There was nothing subtle about Miles. Henrietta lost the battle with herself and peeked. Miles, gratifyingly, was paying very little attention to the marquise’s more obvious attributes. Instead, his gaze was fixed upon Henrietta and Vaughn with a scowl that needed very little interpretation.
Henrietta turned back to Vaughn feeling immeasurably cheered.
‘I think that you’d be rather bored by a Beatrice,’ she advised firmly. ‘What you need is a Boadicea.’
‘I’ll bear that in mind the next time I come upon a band of marauding Britons,’ said Vaughn dryly. ‘I’ve always liked women in blue.’
Miles’s scowl erupted into a loud growling noise. ‘If I might interrupt?’
Henrietta hurried the few paces to his side and peered over his shoulder. ‘What did you find?’
/> From the central panel of the large diamond-studded cross that hung about the marquise’s neck, Miles had extracted a thin roll of paper. The writing was small, and in French, bits of it reduced to numbers, but the import was still clear.
‘My goodness,’ echoed Henrietta.
‘She used to keep love letters in there,’ said Vaughn, coming up behind them.
‘Yours?’ asked Miles.
‘Among others,’ said Vaughn. He shrugged. ‘I consider it a passing phase, like the measles – only sooner cured and with fewer lingering effects.’
‘The sides also open,’ Miles told Henrietta, ignoring Vaughn. He opened his fist to reveal a small silver seal. Henrietta plucked it from his palm, turning it over. Incised into the surface, dulled with years of wax, but still legible, was the rounded outline of a small but distinctive flower. A tulip.

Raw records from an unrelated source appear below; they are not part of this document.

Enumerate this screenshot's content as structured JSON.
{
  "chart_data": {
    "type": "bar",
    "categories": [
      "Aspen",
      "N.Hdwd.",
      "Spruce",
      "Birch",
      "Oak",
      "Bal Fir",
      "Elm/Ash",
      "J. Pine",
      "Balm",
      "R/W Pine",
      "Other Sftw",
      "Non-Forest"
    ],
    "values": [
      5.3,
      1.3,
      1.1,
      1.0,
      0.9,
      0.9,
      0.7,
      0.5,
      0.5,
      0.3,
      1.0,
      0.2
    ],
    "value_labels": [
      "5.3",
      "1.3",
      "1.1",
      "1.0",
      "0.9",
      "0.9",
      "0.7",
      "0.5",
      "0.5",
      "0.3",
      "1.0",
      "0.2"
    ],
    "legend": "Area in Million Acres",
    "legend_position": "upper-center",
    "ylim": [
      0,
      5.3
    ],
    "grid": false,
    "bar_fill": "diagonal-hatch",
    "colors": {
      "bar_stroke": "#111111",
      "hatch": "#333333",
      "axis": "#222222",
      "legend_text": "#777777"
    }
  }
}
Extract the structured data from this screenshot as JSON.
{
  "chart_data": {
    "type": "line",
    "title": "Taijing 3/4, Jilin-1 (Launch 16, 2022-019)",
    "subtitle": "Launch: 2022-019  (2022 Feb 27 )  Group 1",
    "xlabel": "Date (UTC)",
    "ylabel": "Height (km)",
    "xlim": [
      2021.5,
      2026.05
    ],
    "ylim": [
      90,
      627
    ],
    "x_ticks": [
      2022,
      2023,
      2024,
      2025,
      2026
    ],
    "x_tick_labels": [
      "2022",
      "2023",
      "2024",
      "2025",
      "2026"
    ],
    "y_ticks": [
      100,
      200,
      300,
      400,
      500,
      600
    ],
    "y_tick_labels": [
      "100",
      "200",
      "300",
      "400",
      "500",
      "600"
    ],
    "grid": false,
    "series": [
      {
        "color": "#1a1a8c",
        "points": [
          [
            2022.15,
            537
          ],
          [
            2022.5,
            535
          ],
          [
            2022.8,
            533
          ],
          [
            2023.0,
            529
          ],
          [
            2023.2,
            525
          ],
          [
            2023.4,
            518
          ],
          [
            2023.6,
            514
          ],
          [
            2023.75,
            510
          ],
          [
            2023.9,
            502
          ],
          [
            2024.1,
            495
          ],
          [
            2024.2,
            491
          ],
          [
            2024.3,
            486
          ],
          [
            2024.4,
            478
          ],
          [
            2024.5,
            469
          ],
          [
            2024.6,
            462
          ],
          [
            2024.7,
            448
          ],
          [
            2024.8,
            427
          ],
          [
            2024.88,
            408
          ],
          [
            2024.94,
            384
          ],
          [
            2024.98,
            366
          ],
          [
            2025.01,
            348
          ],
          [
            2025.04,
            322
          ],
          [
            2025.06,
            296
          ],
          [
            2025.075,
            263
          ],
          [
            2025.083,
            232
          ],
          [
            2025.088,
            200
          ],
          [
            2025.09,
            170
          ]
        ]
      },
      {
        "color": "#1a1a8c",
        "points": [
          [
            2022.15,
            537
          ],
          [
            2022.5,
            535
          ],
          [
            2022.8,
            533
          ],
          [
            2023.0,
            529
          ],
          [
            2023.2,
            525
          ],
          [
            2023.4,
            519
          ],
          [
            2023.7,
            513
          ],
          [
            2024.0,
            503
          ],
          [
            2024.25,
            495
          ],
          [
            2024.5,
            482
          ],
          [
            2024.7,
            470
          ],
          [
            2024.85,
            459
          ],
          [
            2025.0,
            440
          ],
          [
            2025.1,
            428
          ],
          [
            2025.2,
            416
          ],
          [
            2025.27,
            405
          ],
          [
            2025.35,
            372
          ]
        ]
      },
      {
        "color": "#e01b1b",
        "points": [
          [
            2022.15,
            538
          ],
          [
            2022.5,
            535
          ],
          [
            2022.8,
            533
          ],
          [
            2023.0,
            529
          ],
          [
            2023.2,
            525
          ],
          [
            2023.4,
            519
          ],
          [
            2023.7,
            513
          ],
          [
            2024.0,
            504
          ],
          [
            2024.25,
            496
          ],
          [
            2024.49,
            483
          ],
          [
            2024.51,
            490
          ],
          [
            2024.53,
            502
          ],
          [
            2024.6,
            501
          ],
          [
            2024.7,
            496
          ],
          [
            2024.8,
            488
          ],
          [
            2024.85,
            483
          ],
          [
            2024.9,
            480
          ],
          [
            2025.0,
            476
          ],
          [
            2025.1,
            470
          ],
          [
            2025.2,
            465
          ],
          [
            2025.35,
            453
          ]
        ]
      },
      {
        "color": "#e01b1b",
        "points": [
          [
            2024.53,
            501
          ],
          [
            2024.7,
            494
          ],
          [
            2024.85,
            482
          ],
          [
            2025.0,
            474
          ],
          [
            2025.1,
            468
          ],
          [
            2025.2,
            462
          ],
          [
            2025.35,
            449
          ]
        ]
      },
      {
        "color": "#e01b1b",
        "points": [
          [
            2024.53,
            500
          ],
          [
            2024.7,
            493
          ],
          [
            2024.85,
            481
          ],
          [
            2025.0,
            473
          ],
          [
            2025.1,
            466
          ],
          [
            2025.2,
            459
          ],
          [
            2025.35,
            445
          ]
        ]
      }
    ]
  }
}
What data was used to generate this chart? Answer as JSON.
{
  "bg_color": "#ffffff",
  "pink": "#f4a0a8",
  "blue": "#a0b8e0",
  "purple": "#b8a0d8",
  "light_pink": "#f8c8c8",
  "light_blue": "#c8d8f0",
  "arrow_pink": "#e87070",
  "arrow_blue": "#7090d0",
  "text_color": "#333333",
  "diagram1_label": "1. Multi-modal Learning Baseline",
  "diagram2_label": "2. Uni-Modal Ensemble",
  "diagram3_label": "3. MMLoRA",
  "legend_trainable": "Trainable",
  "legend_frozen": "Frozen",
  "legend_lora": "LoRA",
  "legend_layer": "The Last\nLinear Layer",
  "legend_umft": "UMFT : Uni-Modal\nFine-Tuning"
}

‘And this,’ said Miles grimly, opening his other palm to reveal a small vial, fashioned out of glass, and filled with a grainy substance that shifted with the movement of Miles’s hand.
‘What is it?’ asked Henrietta.
‘Enough poison to put half of London off their dinners – permanently,’ supplied Vaughn, assessing the white powder with a practiced eye.
‘Enough to see her swing, that’s for certain,’ said Miles, favouring Vaughn with a curl of his lip that strongly suggested just which Londoner Miles would like to see put permanently off his dinner.
Vaughn turned to Henrietta and executed a practiced obeisance. ‘Leaving London,’ he said, face and voice perfectly bland, ‘free for the fair to reign unhindered.’
Henrietta, face streaked with grime and hair in a snarl, rolled her eyes.
Miles reacted somewhat more strongly. He dropped the marquise’s necklace and rounded on Vaughn.
‘She’s taken,’ gritted out Miles. ‘So you can just stop looking at her like that.’
‘Like what?’ asked Vaughn, enjoying himself hugely.
‘Like you want to take her home and add her to your harem!’
Vaughn considered. ‘Last I looked, I wasn’t in possession of one, but you know, Dorrington, it really is an excellent idea. I shall have to see to it at once.’